Acknowledgments by or before a Grantee
An acknowledgement is necessary in order for an instrument enrolled in the recording records to impart constructive notice to the world. An improperly acknowledged instrument, even though accepted for recordation, will not impart such notice and the document's recordation (but not the document itself) will be a nullity, See Pidge v. Tyler, 4 Mass. 541 (1808).
It's simple enough to spot a bad acknowledgement when the grantors, or at least one of them, fails to appear before a notary or the notary fails to affix the appropriate certificate to the instrument. That goes to the question of who must acknowledge the instrument. In Gordon v. Gordon, 8 Mass.App.Ct. 860, 398 N.E.2d 497 our court said that the statute (G.L.c. 183, §30) simply requires that the party giving the acknowledgment have a freehold interest in the property. That would mean (and it was so held in Gordon) that this requirement would be satisfied even where, in the case of two grantors, only one of them acknowledges the deed wherein the grantors convey the property to that person.
The Gordon decision revolved around a deed from husband and wife to the wife, which the wife alone acknowledged. REBA's Title Standard 16 suggests in its Comment that Gordon is limited to situations involving married persons, but that is not the case. The issue in Gordon was complicated by, and the court therefore focused on, the fact that the parties were married and held title as tenants by the entirety, which raised the very interesting issue as to whether the wife alone could qualify as a "grantor" since at common law a tenancy by the entirety was a unitary title between both husband and wife.

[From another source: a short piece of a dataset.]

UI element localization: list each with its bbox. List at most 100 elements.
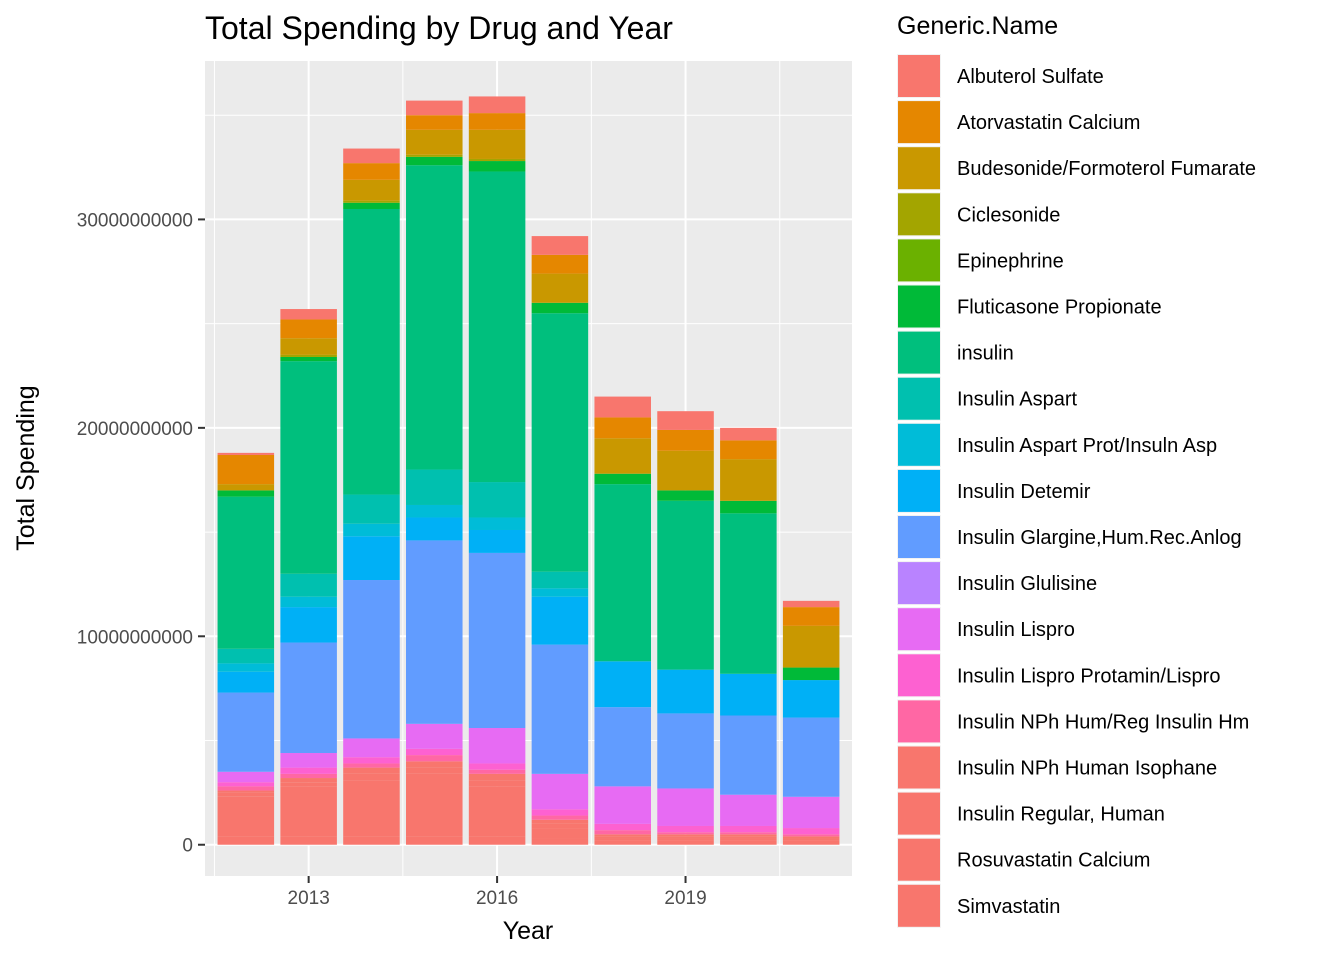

The court simply said, "With regard to the present case, we need not rely directly on this rather abstruse concept of a fictitious unity of persons, [footnote omitted] in view of the foregoing judicial interpretations of the word "grantor." The ruling would be equally applicable to situations where the parties were not married (the only difference being that the court would not have to address the tenancy by the entirety issue). The Gordon case was further complicated by the fact (not applicable to conveyances between non-spouses) that at the time of the conveyance (but no longer the case, as the applicable statute has been amended) a deed between spouses would not be effective even as to them until it was actually duly recorded. The validity of the acknowledgment, therefore, was crucial, because if the instrument was not properly acknowledged than the recording, and therefore the conveyance itself, would be void.
The point of Gordon is that a deed acknowledged by one of the grantors who is also the grantee will, when accepted for recording, be deemed duly enrolled in the public records and thereby impart constructive notice to the world.
The Gordon case answered the question as to who can give an acknowledgment. But a related question is who may take the acknowledgment? In Patton on Titles, West Publishing Company (Second Edition, 1957) states in Section 356 this is said:
Public policy forbids that the act of taking and certifying the acknowledgment should be performed by a person financially or beneficially interested in the transaction. Such disqualification naturally includes the signer of the instrument, his grantee, mortgagee, trustee, beneficiary or assignee, a member of the partnership in whose favor the instrument is drawn, and, except where the disability has been removed by statute, stockholder[s] of a corporation which is a party to [the] conveyance. (Citations omitted).
The case of Cooper v. Monroe, 237 Mass. 192, 129 N.E. 436 involved an acknowledgment taken before a grantee. But the issue in that case did not concern the validity of the acknowledgment (and thus did not turn on the effectiveness of the recordation of the instrument), but rather revolved around the effectiveness of the deed itself as between the grantor and the grantee. Obviously, a deed that is not acknowledged, or defectively acknowledged will bind the parties, whether or not it is recorded or its recordation is effective. The statute (G.L.c. 183, §30) provides so. The court said, "It is well settled that a deed duly signed, sealed and delivered is sufficient as between the original parties, although the instrument is not acknowledged or recorded." So, the Cooper court did not have to, and in fact did not, answer the question as to whether the acknowledgment was defective. The case of Judd v. Tyron, 131 Mass. 345 (1881), however, would suggest that if Cooper had answered the question, it would have held that the acknowledgement was defective. In Judd the court held that a certificate of entry sworn to before the foreclosing mortgagee himself, he being a justice of the peace, was void.